On the basis of the Budget estimates (see attached table from Budget Paper No.3), only New South Wales will require Budget Balancing Assistance in 2003-04. Budget Balancing Assistance is additional top-up funding provided by the Australian Government as part of its guarantee that no state or territory will be worse off in the transitional period after the introduction of tax reform. In total, the other states are estimated be ahead by in excess of $1.1 billion of additional funding in 2003-04 as a result of the Australian Government’s tax reforms.

With all states receiving GST revenue in excess of their Guaranteed Minimum Amount from 2004-05, the Australian Government will no longer be required to provide Budget Balancing Assistance. The transition period during which the Australian Government guarantees that no state will be worse off due to tax reform expires on 30 June 2006.

Removing more taxes

As agreed at the 26 March 2004 Ministerial Council meeting on Commonwealth-State Financial Relations, Bank Accounts Debits Tax is to be abolished by 1 July 2005. This means individuals and businesses will no longer be taxed every time they make a withdrawal from a bank account with a cheque drawing facility. This will save taxpayers around $1 billion in 2005-06.
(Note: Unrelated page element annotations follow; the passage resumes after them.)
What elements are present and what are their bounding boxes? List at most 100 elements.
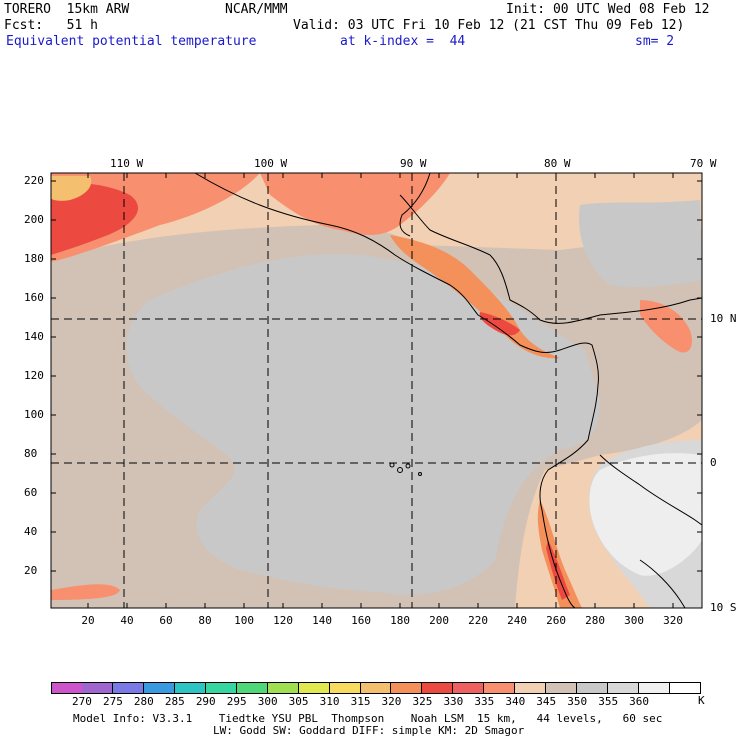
- y-tick-label: 20: [24, 564, 38, 577]
- x-tick-label: 40: [120, 614, 134, 627]
- map-frame: [50, 172, 703, 609]
- field-355-core: [126, 254, 600, 595]
- x-tick-label: 240: [507, 614, 527, 627]
- colorbar-swatch: [484, 682, 516, 694]
- colorbar-swatch: [639, 682, 671, 694]
- x-tick-label: 300: [624, 614, 644, 627]
- level-index: at k-index = 44: [340, 34, 466, 49]
- x-tick-label: 160: [351, 614, 371, 627]
- colorbar-label: 360: [629, 695, 650, 708]
- colorbar-label: 300: [257, 695, 278, 708]
- field-warm-andes: [537, 500, 582, 608]
- x-tick-label: 60: [159, 614, 173, 627]
- galapagos-islands: [389, 462, 422, 476]
- colorbar-label: 290: [195, 695, 216, 708]
- y-tick-label: 220: [24, 174, 44, 187]
- lon-label-110w: 110 W: [110, 157, 144, 170]
- valid-time: Valid: 03 UTC Fri 10 Feb 12 (21 CST Thu …: [293, 18, 685, 33]
- colorbar-swatch: [670, 682, 701, 694]
- colorbar-swatch: [422, 682, 454, 694]
- colorbar-label: 270: [72, 695, 92, 708]
- colorbar-swatch: [51, 682, 83, 694]
- colorbar-label: 315: [350, 695, 371, 708]
- colorbar-swatch: [453, 682, 485, 694]
- y-tick-label: 40: [24, 525, 38, 538]
- x-tick-label: 180: [390, 614, 410, 627]
- lat-label-10n: 10 N: [710, 312, 737, 325]
- colorbar-swatch: [81, 682, 113, 694]
- field-red-costa-rica: [479, 312, 520, 336]
- colorbar-label: 280: [133, 695, 154, 708]
- colorbar-label: 275: [102, 695, 123, 708]
- field-name: Equivalent potential temperature: [6, 34, 257, 49]
- y-tick-label: 80: [24, 447, 38, 460]
- colorbar-unit: K: [698, 694, 705, 707]
- x-tick-label: 220: [468, 614, 488, 627]
- y-tick-label: 60: [24, 486, 38, 499]
- lon-label-90w: 90 W: [400, 157, 427, 170]
- y-tick-label: 140: [24, 330, 44, 343]
- colorbar-swatch: [515, 682, 547, 694]
- model-info: Model Info: V3.3.1 Tiedtke YSU PBL Thomp…: [73, 712, 663, 725]
- forecast-hour: Fcst: 51 h: [4, 18, 98, 33]
- lon-label-80w: 80 W: [544, 157, 571, 170]
- colorbar-label: 335: [474, 695, 495, 708]
- colorbar-swatch: [174, 682, 206, 694]
- x-tick-label: 320: [663, 614, 683, 627]
- domain-title: TORERO 15km ARW: [4, 2, 130, 17]
- y-tick-label: 160: [24, 291, 44, 304]
- x-tick-label: 80: [198, 614, 212, 627]
- colorbar-label: 330: [443, 695, 464, 708]
- colorbar-swatch: [298, 682, 330, 694]
- colorbar-label: 345: [536, 695, 557, 708]
- y-tick-label: 200: [24, 213, 44, 226]
- lat-label-10s: 10 S: [710, 601, 737, 614]
- x-tick-label: 260: [546, 614, 566, 627]
- field-white-interior: [589, 453, 702, 576]
- colorbar-swatch: [577, 682, 609, 694]
- field-warm-central-am: [390, 235, 560, 359]
- field-warm-bottom-left: [51, 584, 120, 600]
- colorbar-label: 340: [505, 695, 526, 708]
- colorbar-swatch: [329, 682, 361, 694]
- physics-info: LW: Godd SW: Goddard DIFF: simple KM: 2D…: [213, 724, 525, 737]
- lon-label-70w: 70 W: [690, 157, 717, 170]
- colorbar-label: 350: [567, 695, 588, 708]
- lat-label-0: 0: [710, 456, 717, 469]
- field-warm-caribbean: [640, 300, 692, 353]
- field-hot-nw: [51, 183, 139, 255]
- x-tick-label: 20: [81, 614, 95, 627]
- x-tick-label: 120: [273, 614, 293, 627]
- lon-label-100w: 100 W: [254, 157, 288, 170]
- colorbar-label: 305: [288, 695, 309, 708]
- colorbar-swatch: [608, 682, 640, 694]
- colorbar-swatch: [143, 682, 175, 694]
- colorbar-label: 355: [598, 695, 619, 708]
- colorbar-swatch: [391, 682, 423, 694]
- colorbar-swatch: [267, 682, 299, 694]
- colorbar-label: 295: [226, 695, 247, 708]
- y-tick-label: 180: [24, 252, 44, 265]
- colorbar-swatch: [112, 682, 144, 694]
- colorbar-label: 310: [319, 695, 340, 708]
- colorbar-swatch: [205, 682, 237, 694]
- field-355-ne: [579, 200, 702, 288]
- smoothing: sm= 2: [635, 34, 675, 49]
- y-tick-label: 120: [24, 369, 44, 382]
- coastlines: [194, 173, 702, 608]
- x-tick-label: 100: [234, 614, 254, 627]
- x-tick-label: 140: [312, 614, 332, 627]
- init-time: Init: 00 UTC Wed 08 Feb 12: [506, 2, 710, 17]
- colorbar-label: 285: [164, 695, 185, 708]
- y-tick-label: 100: [24, 408, 44, 421]
- field-yellow-nw: [51, 176, 92, 201]
- x-tick-label: 280: [585, 614, 605, 627]
- colorbar-swatch: [236, 682, 268, 694]
- x-tick-label: 200: [429, 614, 449, 627]
- colorbar-label: 325: [412, 695, 433, 708]
- graticule: [51, 173, 702, 608]
- center-name: NCAR/MMM: [225, 2, 288, 17]
- axis-ticks: [51, 173, 702, 608]
- colorbar-swatch: [360, 682, 392, 694]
This abolition continues the implementation of the reforms contained in the Intergovernmental Agreement on the Reform of Commonwealth State Financial Relation, which was signed by all Australian Government, state and territory leaders in 1999. Narrow and inefficient state taxes that have already been abolished include Financial Institutions Duty, stamp duty on quoted marketable securities, and accommodation taxes (bed taxes).

The Ministerial Council also agreed to a terms of reference for a review in 2005 of the need for the retention of the following stamp duties: leases; mortgages, debentures, bonds and other loan securities; credit arrangements, instalment purchase arrangements and rental arrangements; cheques, bills of exchange and promissory notes; non-residential conveyances; and non-quotable marketable securities.

As the GST revenue grows, it will be able to fund the removal of these state taxes.